Cette ode à l’harmonie est une leçon de mise en scène où Vincente Minnelli montre tranquillement sa supériorité sur ses jeunes (et moins jeunes) confrères européens. Toujours judicieusement, il sait nuancer ou appuyer le sens du scénario. En 1965, il n’y avait que lui pour bouleverser le spectateur avec une scène d’amour devant un feu de cheminée. Il réussit non pas en détournant le cliché mais en en rajoutant une couche: ainsi un oisillon vient-il se poser sur Liz Taylor pendant qu’elle est dans les bras de Richard Burton. C’est sublime et cela sonne juste (cet oisillon étant soigné par le personnage de Liz Taylor, sa fonction n’est pas décorative).

Le sentiment de plénitude qui se dégage à la vision du Chevalier des sables vient aussi de la noblesse d’un script où « chacun a ses raisons », de l’absence de caricature (la peinture de la communauté proto-hippie de Big Sur est infiniment plus juste que dans Seconds, film contemporain réalisé par un « jeune ») et de la grandeur des sentiments qui animent les personnages, fussent-ils dévoyés. Cet ultime chef d’oeuvre de Minnelli a ainsi des airs de film de Nicholas Ray revu par Leo McCarey.
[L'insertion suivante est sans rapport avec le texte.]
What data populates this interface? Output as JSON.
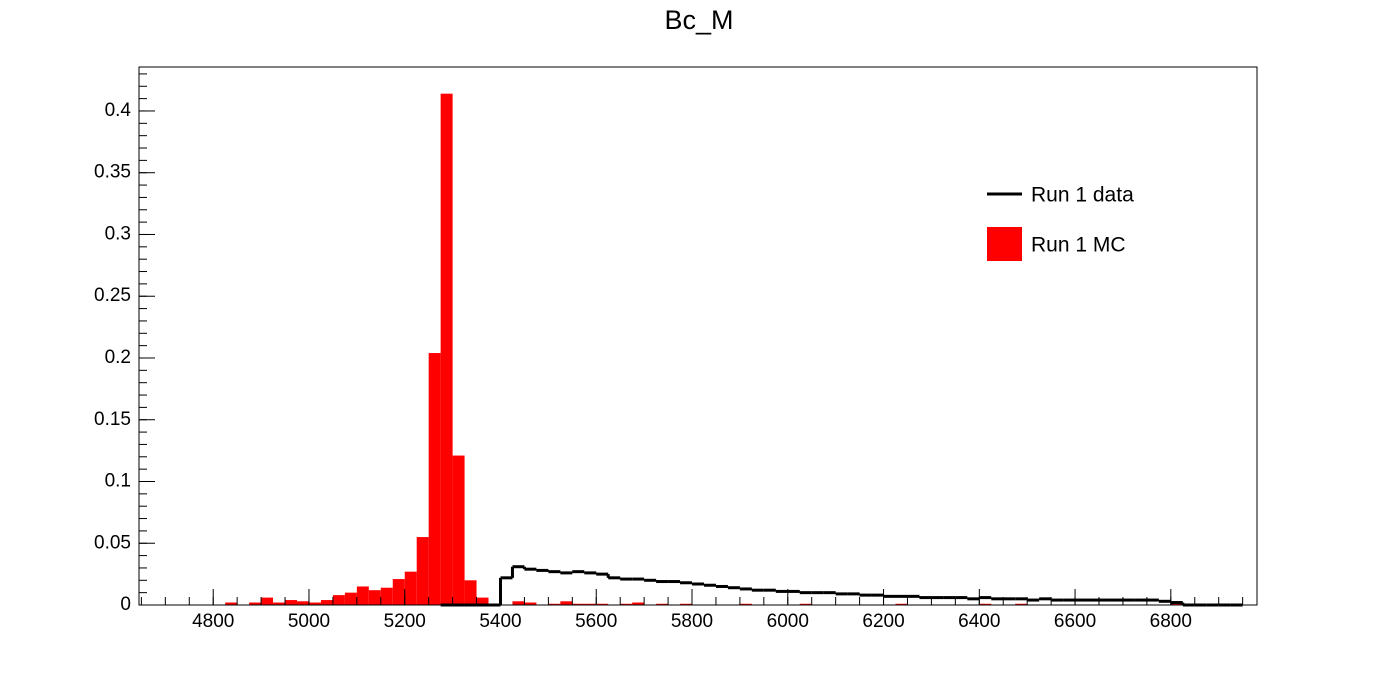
{
  "chart_data": {
    "type": "histogram",
    "title": "Bc_M",
    "bins": [
      4800,
      4825,
      4850,
      4875,
      4900,
      4925,
      4950,
      4975,
      5000,
      5025,
      5050,
      5075,
      5100,
      5125,
      5150,
      5175,
      5200,
      5225,
      5250,
      5275,
      5300,
      5325,
      5350,
      5375,
      5400,
      5425,
      5450,
      5475,
      5500,
      5525,
      5550,
      5575,
      5600,
      5625,
      5650,
      5675,
      5700,
      5725,
      5750,
      5775,
      5800,
      5825,
      5850,
      5875,
      5900,
      5925,
      5950,
      5975,
      6000,
      6025,
      6050,
      6075,
      6100,
      6125,
      6150,
      6175,
      6200,
      6225,
      6250,
      6275,
      6300,
      6325,
      6350,
      6375,
      6400,
      6425,
      6450,
      6475,
      6500,
      6525,
      6550,
      6575,
      6600,
      6625,
      6650,
      6675,
      6700,
      6725,
      6750,
      6775,
      6800,
      6825,
      6850,
      6875,
      6900,
      6925,
      6950
    ],
    "series": [
      {
        "name": "Run 1 data",
        "color": "#000000",
        "style": "line",
        "values": [
          null,
          null,
          null,
          null,
          null,
          null,
          null,
          null,
          null,
          null,
          null,
          null,
          null,
          null,
          null,
          null,
          null,
          null,
          null,
          0,
          0,
          0,
          0,
          0,
          0.022,
          0.031,
          0.029,
          0.028,
          0.027,
          0.026,
          0.027,
          0.026,
          0.025,
          0.022,
          0.021,
          0.021,
          0.02,
          0.019,
          0.019,
          0.018,
          0.017,
          0.016,
          0.015,
          0.014,
          0.013,
          0.012,
          0.012,
          0.011,
          0.011,
          0.01,
          0.01,
          0.01,
          0.009,
          0.009,
          0.008,
          0.008,
          0.007,
          0.007,
          0.007,
          0.006,
          0.006,
          0.006,
          0.006,
          0.005,
          0.006,
          0.005,
          0.005,
          0.005,
          0.004,
          0.005,
          0.004,
          0.004,
          0.004,
          0.004,
          0.004,
          0.004,
          0.004,
          0.004,
          0.004,
          0.003,
          0.002,
          0,
          0,
          0,
          0,
          0
        ]
      },
      {
        "name": "Run 1 MC",
        "color": "#ff0000",
        "style": "fill",
        "values": [
          0,
          0.002,
          0,
          0.002,
          0.006,
          0.002,
          0.004,
          0.003,
          0.002,
          0.004,
          0.008,
          0.01,
          0.015,
          0.012,
          0.014,
          0.021,
          0.027,
          0.055,
          0.204,
          0.414,
          0.121,
          0.02,
          0.006,
          0.001,
          0,
          0.003,
          0.002,
          0,
          0.001,
          0.003,
          0.001,
          0.001,
          0.001,
          0,
          0.001,
          0.002,
          0,
          0.001,
          0,
          0.001,
          0,
          0,
          0,
          0,
          0.001,
          0,
          0,
          0,
          0,
          0.001,
          0,
          0,
          0,
          0,
          0,
          0,
          0,
          0.001,
          0,
          0,
          0,
          0,
          0,
          0,
          0.001,
          0,
          0,
          0.001,
          0,
          0,
          0,
          0,
          0,
          0,
          0,
          0,
          0,
          0,
          0,
          0,
          0.002,
          0,
          0,
          0,
          0,
          0
        ]
      }
    ],
    "xlim": [
      4645,
      6980
    ],
    "xticks": [
      4800,
      5000,
      5200,
      5400,
      5600,
      5800,
      6000,
      6200,
      6400,
      6600,
      6800
    ],
    "ylim": [
      0,
      0.4356
    ],
    "yticks": [
      0,
      0.05,
      0.1,
      0.15,
      0.2,
      0.25,
      0.3,
      0.35,
      0.4
    ],
    "legend": "upper right"
  }
}
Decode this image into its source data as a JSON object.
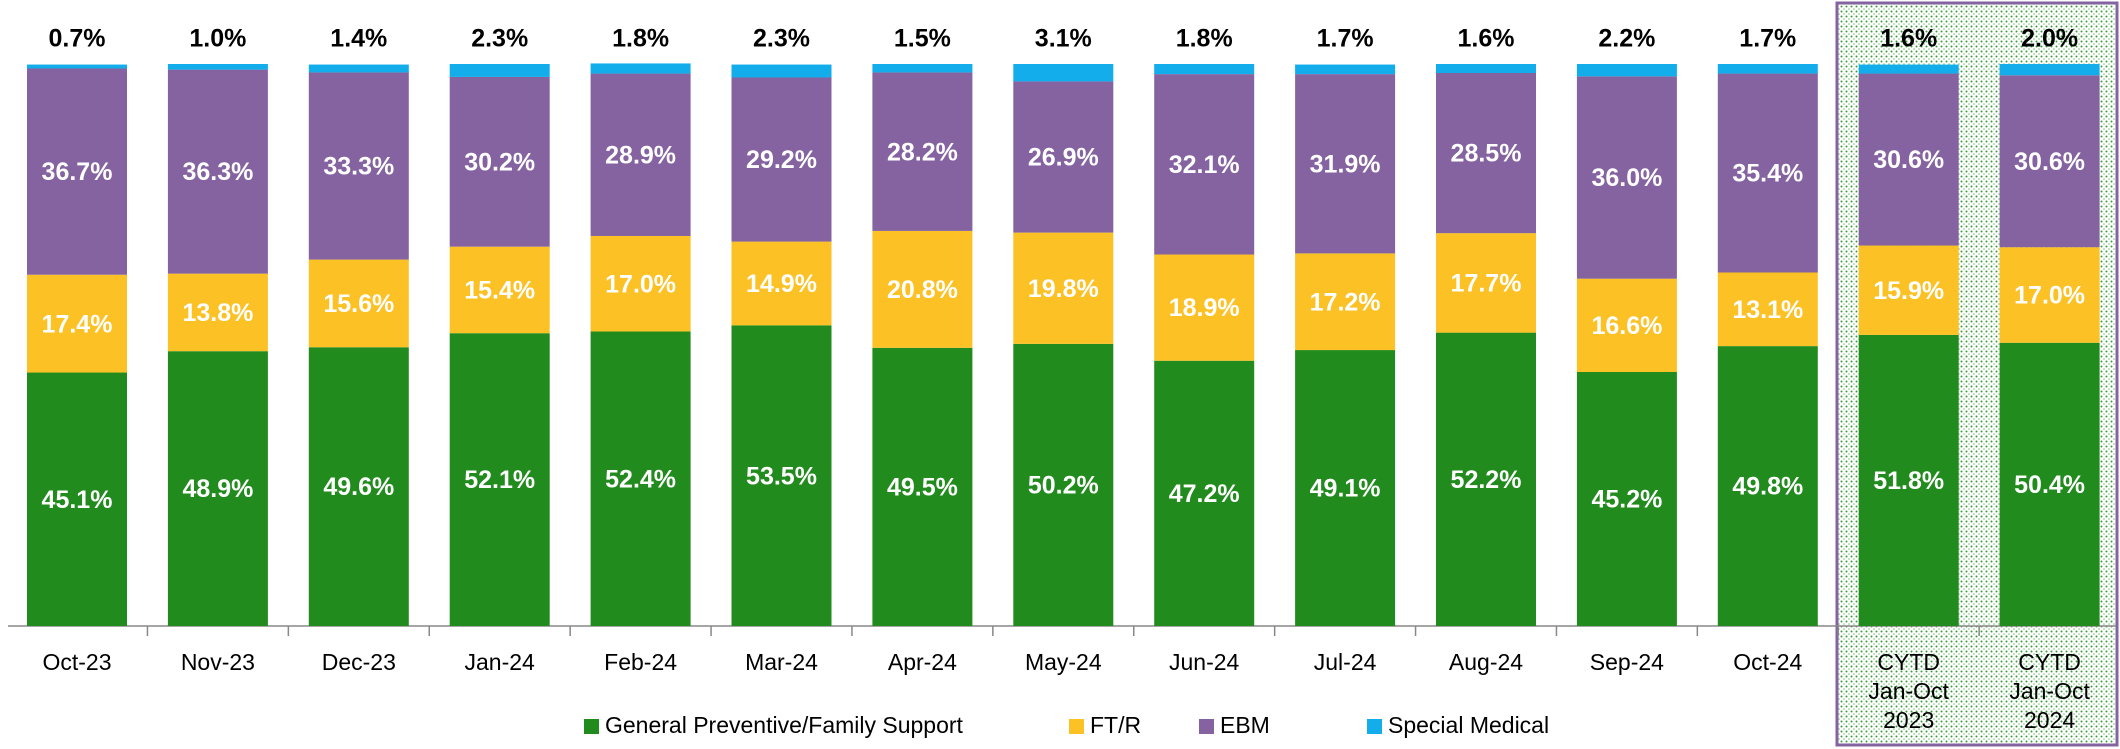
{
  "chart_data": {
    "type": "stacked_bar",
    "categories": [
      "Oct-23",
      "Nov-23",
      "Dec-23",
      "Jan-24",
      "Feb-24",
      "Mar-24",
      "Apr-24",
      "May-24",
      "Jun-24",
      "Jul-24",
      "Aug-24",
      "Sep-24",
      "Oct-24",
      "CYTD\nJan-Oct\n2023",
      "CYTD\nJan-Oct\n2024"
    ],
    "ylim": [
      0,
      100
    ],
    "legend": "bottom",
    "series": [
      {
        "name": "General Preventive/Family Support",
        "color": "#228b1e",
        "values": [
          45.1,
          48.9,
          49.6,
          52.1,
          52.4,
          53.5,
          49.5,
          50.2,
          47.2,
          49.1,
          52.2,
          45.2,
          49.8,
          51.8,
          50.4
        ],
        "value_labels": [
          "45.1%",
          "48.9%",
          "49.6%",
          "52.1%",
          "52.4%",
          "53.5%",
          "49.5%",
          "50.2%",
          "47.2%",
          "49.1%",
          "52.2%",
          "45.2%",
          "49.8%",
          "51.8%",
          "50.4%"
        ]
      },
      {
        "name": "FT/R",
        "color": "#fbc125",
        "values": [
          17.4,
          13.8,
          15.6,
          15.4,
          17.0,
          14.9,
          20.8,
          19.8,
          18.9,
          17.2,
          17.7,
          16.6,
          13.1,
          15.9,
          17.0
        ],
        "value_labels": [
          "17.4%",
          "13.8%",
          "15.6%",
          "15.4%",
          "17.0%",
          "14.9%",
          "20.8%",
          "19.8%",
          "18.9%",
          "17.2%",
          "17.7%",
          "16.6%",
          "13.1%",
          "15.9%",
          "17.0%"
        ]
      },
      {
        "name": "EBM",
        "color": "#8563a0",
        "values": [
          36.7,
          36.3,
          33.3,
          30.2,
          28.9,
          29.2,
          28.2,
          26.9,
          32.1,
          31.9,
          28.5,
          36.0,
          35.4,
          30.6,
          30.6
        ],
        "value_labels": [
          "36.7%",
          "36.3%",
          "33.3%",
          "30.2%",
          "28.9%",
          "29.2%",
          "28.2%",
          "26.9%",
          "32.1%",
          "31.9%",
          "28.5%",
          "36.0%",
          "35.4%",
          "30.6%",
          "30.6%"
        ]
      },
      {
        "name": "Special Medical",
        "color": "#12adea",
        "values": [
          0.7,
          1.0,
          1.4,
          2.3,
          1.8,
          2.3,
          1.5,
          3.1,
          1.8,
          1.7,
          1.6,
          2.2,
          1.7,
          1.6,
          2.0
        ],
        "value_labels": [
          "0.7%",
          "1.0%",
          "1.4%",
          "2.3%",
          "1.8%",
          "2.3%",
          "1.5%",
          "3.1%",
          "1.8%",
          "1.7%",
          "1.6%",
          "2.2%",
          "1.7%",
          "1.6%",
          "2.0%"
        ]
      }
    ]
  }
}
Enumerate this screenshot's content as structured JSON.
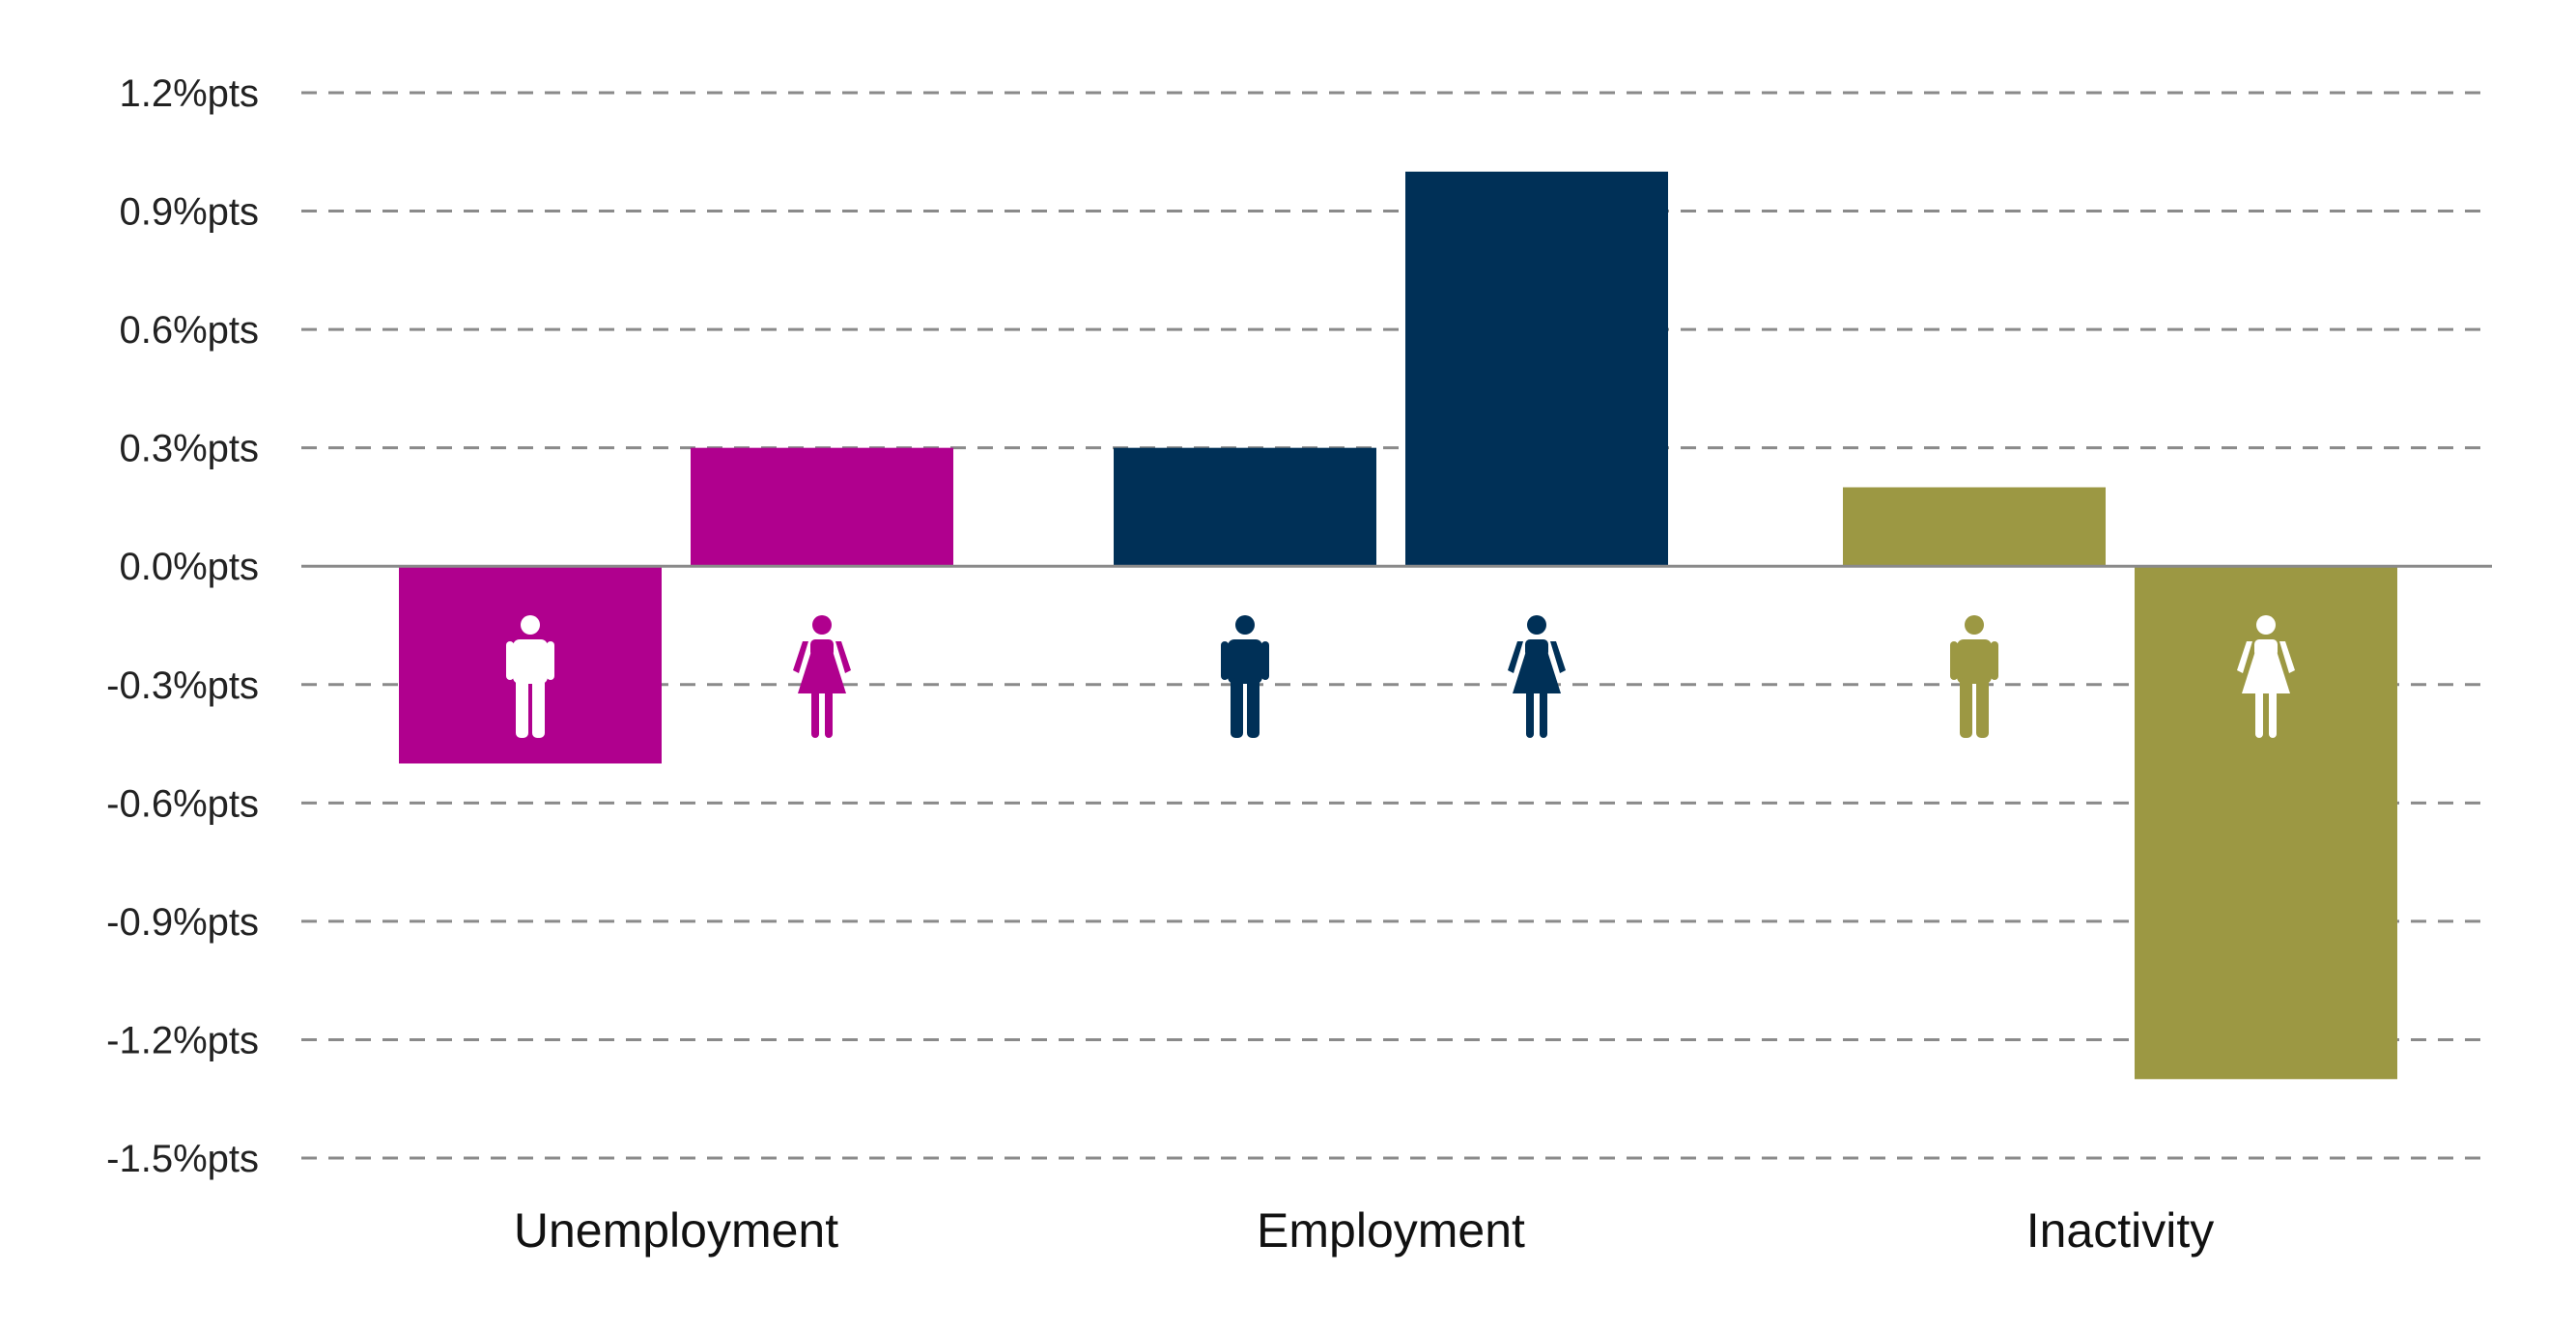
{
  "chart_data": {
    "type": "bar",
    "categories": [
      "Unemployment",
      "Employment",
      "Inactivity"
    ],
    "groups": [
      "men",
      "women"
    ],
    "values": [
      [
        -0.5,
        0.3
      ],
      [
        0.3,
        1.0
      ],
      [
        0.2,
        -1.3
      ]
    ],
    "colors": [
      "#b0008e",
      "#003057",
      "#9c9843"
    ],
    "icons": [
      "male-icon",
      "female-icon"
    ],
    "yticks": [
      1.2,
      0.9,
      0.6,
      0.3,
      0.0,
      -0.3,
      -0.6,
      -0.9,
      -1.2,
      -1.5
    ],
    "ytick_labels": [
      "1.2%pts",
      "0.9%pts",
      "0.6%pts",
      "0.3%pts",
      "0.0%pts",
      "-0.3%pts",
      "-0.6%pts",
      "-0.9%pts",
      "-1.2%pts",
      "-1.5%pts"
    ],
    "ylim": [
      -1.5,
      1.2
    ],
    "grid": true,
    "title": "",
    "xlabel": "",
    "ylabel": ""
  }
}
L’année des méduses (Christopher Frank, 1984)

En vacances sur la côte d’Azur, une bourgeoise et sa fille succombent au charme d’un proxénète.

Ce semi-polar racoleur (Valérie Kaprisky n’est pas avare de ses charmes) aurait pu être un très bon thriller dans la lignée de ceux de Verhoeven si la mise en scène avait été à la hauteur. En l’état, ça se laisse regarder sans plus.

La traite des blanches (Luigi Comencini, 1952)

Dans un village italien pauvre, des jeunes femmes s’engagent dans un marathon de danse pour payer un avocat à leur mari arrêté suite à un cambriolage.

La photographie, très influencée par le film noir américain, est soignée et réussie mais le récit, partant un peu dans tous les sens, manque de concision et de densité. La pertinence du réquisitoire social est également amoindrie par la convention des situations.